Methods to separate co-eluting peaks

[sprucebvoc]

Hej! I am new to working with GC-MS and have a question regarding separation of peaks.

Some background: I am working with BVOC emissions from spruce trees and want to analyse these. To do so I am using adsorbent tubes (collecting volatiles in field) and doing analysis with a TurboMatrix ATD650 coupled with a Shimadzu QP2010 Plus GC-MS system. I ordered and prepared some standards (Isoprene, monoterpenes and sesquiterpenes), which separetes fine and have nice peaks - except for the sesquiterpenes longifolene and beta-caryophyllene which is co-eluting in my chromatogram. So this means that I cannot identify these compounds in my samples, leaving me with three options:

1) Switch column (not optimal due to delivery times and cost)
2) Change the method for my current column (BPX5, 50m, 0.32 mm, 1.0 um)
3) Ignore and analyse the two compounds combined

So my main question is to get advice on what to do - and I also wonder if it actually is possible choose option 2 and change the method? I currently run the following program on the GC-MS: starting temperature at 40 C for 1 min, increase to 210 C with 5 C intervals and once there increasing to 250 C with 20 C interval and hold for 2 minutes. The total time is approx 39 minutes. The column flow is 0.71 mL/min.

Since I dont have that much support at our department (no lab manager etc) I hope some of you might be able to help. Thanks!

[benhutcherson]

Plugging your column dimensions into Restek's calculator gives an optimum flow rate of 1.7-2.6mL/min helium( https://www.restek.com/ezgc-mtfc )

I would actually try a flow rate closer to this value, assuming that your MS vacuum system can handle it.

Although it may seem counter-intuitive, in your case increasing the flow rate(or more specifically the linear velocity through the column) may well give narrower/sharper/better resolved peaks that do baseline separate.

A couple of other things-are you currently doing split or splitless injections? Even a mild split, if you are not doing one, can improve peak shape dramatically.

Second, I would seriously evaluate my column dimensions, or in particular the diameter. .32mm is awfully large for an MS column. In addition, smaller diameters tend to have higher theoretical resolutions for a given length. The increase is dramatic enough that you can/do typically use a shorter column and consequently can end up with an even shorter analysis time while still improving resolution. I don't routinely run anything larger than a .25mm, and run a fair bit in the .15-.20mm range. Something like a 30mmx.25mm is a good balance for a lot of analytes.

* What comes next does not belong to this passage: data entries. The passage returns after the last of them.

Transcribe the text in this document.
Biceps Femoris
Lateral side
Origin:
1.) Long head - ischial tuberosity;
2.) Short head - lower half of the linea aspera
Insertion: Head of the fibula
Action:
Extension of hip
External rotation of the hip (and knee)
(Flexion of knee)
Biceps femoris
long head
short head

Finally, if possible, consider switching to hydrogen.

[rb6banjo]

I'm not sure, even if you do add 2D (heartcutting) capability to your system that you'll be able to separate these hydrocarbons. They're so similar. But, it has helped me many times in my career. You can probably add a Dean's Switch to your system. You probably want the identification using the MS for your analysis so to really make this work well, you'd probably need 2 MS detectors. But, if you can live with a flame detector on the DB-5 separation, you could make it work for not a lot of money. I just thought I'd throw it out there as an option. It may give you another idea.

In this example, camphor and menthol coelute on a DB-5 phase. A simple heartcut from the DB-5 phase to a wax phase (pretty much polar opposites) made the separation easy.

Precolumn sepn. with heartcut:



Analytical column (wax phase) sepn. of that cut:



The complexity of real samples has led me to never purchase a GC system that didn't give me the option for heartcutting. It's a very powerful tool. My system is an Agilent 7890/5977/FID (flame used to monitor the effluent from the precolumn (DB-5 sepn.). Shimadzu sells a Dean's switch. I've seen it applied in some of their app notes. Certainly you can cut the entire precolumn separation to the second column. You just get a mixed separation of a DB-5 followed by a Wax.

[James_Ball]

Another trick you can try is calculate the temperature at which the pair elute, then at about 20-30C lower than that add a 1-2minute hold in the temperature gradient then resume at the same rate. Sometimes that is enough to separate a close eluting pair.

Do those have the exact same spectra, or is there a mass in each that is unique? If you have a unique mass in each then you don't have to separate them completely to quantify them accurately.